Again, I had to think fast. Aah! I took both small cups holding the shabbos candles and made off to the stove. I managed to light the wicks and gingerly returned to my perch. I laid down the one candle. Success. And as I put the other one down, the light mockingly fizzled out. Now, I was a bull in a china shop. I roughly picked up the lit candle to reignite his friend, when my nice, clean sleeveless shabbos shirt became immersed at the shoulders with wet wax and black particles of dusted match ash. The two cups of candles fell into the tray, and were now lying sideways. I came to life and stormed to the tap in the kitchen, wet a rag, and soaked my shirt.

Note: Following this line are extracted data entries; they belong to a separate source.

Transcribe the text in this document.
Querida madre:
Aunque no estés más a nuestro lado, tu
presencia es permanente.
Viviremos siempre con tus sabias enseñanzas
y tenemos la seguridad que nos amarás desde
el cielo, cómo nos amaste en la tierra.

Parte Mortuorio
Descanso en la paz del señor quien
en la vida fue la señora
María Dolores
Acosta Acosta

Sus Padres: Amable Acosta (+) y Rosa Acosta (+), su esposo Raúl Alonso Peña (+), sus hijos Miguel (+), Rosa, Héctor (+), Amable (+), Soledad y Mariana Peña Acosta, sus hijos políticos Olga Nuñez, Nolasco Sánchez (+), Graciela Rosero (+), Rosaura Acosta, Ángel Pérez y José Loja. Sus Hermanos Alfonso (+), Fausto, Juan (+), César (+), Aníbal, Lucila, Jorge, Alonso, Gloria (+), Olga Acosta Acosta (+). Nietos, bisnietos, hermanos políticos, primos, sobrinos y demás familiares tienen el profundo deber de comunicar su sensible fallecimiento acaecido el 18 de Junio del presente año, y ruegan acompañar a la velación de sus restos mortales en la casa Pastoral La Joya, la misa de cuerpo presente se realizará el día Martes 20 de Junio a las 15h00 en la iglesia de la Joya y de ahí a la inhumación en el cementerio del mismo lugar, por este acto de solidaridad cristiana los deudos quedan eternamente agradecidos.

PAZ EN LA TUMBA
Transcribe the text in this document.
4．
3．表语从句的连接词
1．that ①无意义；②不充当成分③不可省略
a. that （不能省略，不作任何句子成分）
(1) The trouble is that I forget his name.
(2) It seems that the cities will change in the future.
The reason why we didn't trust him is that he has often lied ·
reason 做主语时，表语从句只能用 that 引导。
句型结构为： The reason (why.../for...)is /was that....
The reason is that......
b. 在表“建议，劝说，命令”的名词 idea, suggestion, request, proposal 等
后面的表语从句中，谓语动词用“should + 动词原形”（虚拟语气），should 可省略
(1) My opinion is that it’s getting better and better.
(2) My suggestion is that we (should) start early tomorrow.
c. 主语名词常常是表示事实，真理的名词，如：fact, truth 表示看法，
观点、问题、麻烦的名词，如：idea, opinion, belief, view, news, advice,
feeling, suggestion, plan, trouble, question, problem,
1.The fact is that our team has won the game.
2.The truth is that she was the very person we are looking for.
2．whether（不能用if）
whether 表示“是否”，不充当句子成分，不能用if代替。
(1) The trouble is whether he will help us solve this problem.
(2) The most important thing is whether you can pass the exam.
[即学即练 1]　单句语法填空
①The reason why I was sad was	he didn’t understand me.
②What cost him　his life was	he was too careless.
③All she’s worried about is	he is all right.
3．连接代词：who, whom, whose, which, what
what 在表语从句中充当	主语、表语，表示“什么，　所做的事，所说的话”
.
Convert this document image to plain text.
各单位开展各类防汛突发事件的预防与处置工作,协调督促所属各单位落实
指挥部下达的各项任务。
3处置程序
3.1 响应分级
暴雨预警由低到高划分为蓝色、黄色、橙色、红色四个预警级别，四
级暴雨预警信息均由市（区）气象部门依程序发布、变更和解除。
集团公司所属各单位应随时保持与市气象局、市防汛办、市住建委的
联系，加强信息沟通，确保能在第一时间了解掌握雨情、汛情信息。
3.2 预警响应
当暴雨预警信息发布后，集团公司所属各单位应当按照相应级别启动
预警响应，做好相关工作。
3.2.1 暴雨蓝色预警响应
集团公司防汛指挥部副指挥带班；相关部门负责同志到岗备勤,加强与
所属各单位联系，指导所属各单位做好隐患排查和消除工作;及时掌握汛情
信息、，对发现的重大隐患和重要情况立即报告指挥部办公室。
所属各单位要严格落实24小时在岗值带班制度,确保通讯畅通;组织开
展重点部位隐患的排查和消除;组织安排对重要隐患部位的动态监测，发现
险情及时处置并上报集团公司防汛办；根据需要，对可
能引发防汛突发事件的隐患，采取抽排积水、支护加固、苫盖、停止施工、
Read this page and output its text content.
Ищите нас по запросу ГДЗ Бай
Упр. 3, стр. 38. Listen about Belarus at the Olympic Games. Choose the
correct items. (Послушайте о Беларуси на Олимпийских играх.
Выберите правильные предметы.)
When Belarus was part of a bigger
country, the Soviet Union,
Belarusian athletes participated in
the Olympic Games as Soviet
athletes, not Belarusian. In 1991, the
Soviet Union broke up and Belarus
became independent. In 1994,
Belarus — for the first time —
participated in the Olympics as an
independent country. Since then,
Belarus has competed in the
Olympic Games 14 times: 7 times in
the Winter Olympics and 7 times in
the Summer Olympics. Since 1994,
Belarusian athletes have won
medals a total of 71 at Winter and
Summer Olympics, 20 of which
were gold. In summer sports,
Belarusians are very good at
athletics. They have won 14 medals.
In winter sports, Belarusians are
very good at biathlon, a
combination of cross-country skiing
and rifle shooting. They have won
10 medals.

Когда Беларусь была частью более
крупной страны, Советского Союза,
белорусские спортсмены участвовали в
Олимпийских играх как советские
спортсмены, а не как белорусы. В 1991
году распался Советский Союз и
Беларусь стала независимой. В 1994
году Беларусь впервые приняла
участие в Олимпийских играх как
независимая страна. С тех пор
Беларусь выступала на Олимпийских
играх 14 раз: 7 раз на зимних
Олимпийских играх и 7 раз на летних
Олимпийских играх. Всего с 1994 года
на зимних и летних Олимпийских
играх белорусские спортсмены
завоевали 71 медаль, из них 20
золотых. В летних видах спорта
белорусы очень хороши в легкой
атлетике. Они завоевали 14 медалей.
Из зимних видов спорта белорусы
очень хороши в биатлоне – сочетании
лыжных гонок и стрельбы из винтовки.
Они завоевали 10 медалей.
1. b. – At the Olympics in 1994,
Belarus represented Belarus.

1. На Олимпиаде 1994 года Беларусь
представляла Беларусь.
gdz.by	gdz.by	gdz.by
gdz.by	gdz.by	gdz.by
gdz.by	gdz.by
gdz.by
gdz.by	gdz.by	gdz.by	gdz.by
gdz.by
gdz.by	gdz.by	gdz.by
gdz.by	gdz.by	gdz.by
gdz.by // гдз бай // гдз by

Now I took the two candles a second time from the now menacing tray and went to the stove. I lit them, and commenced the journey back. This time, they remained alight, as I placed them down. As I finally turned away, I am quite sure that through the corner of my eye, I glimpsed that one of them flickered, winked at me, and went out.
Head slightly bowed now, a clinging damp shirt on my back, I ventured off to shul.. As I entered the holy domain, my step turned into a jig, and my face brightened and lightened. No-one had to know what I had been through, and, after all, it was shabbos, and the ordeal was over - just about.
Years ago, there was a blazing fire in the attic of my house on a Friday evening caused by a wood burning stove. We discovered the fiery furnace on the way home from shul on a Friday evening.
Towards the end of the service this week, I started to become uneasy. What if I had failed to snuff out one of the cinders, or a flame had crawled out of the tray and began devouring all and sundry? My concern grew into paranoia. And yet, I did not move. I waited until the end of proceedings. And then went home to check. The house was as dry as a parched desert. And the shabbos lights were bereft of any holy glow.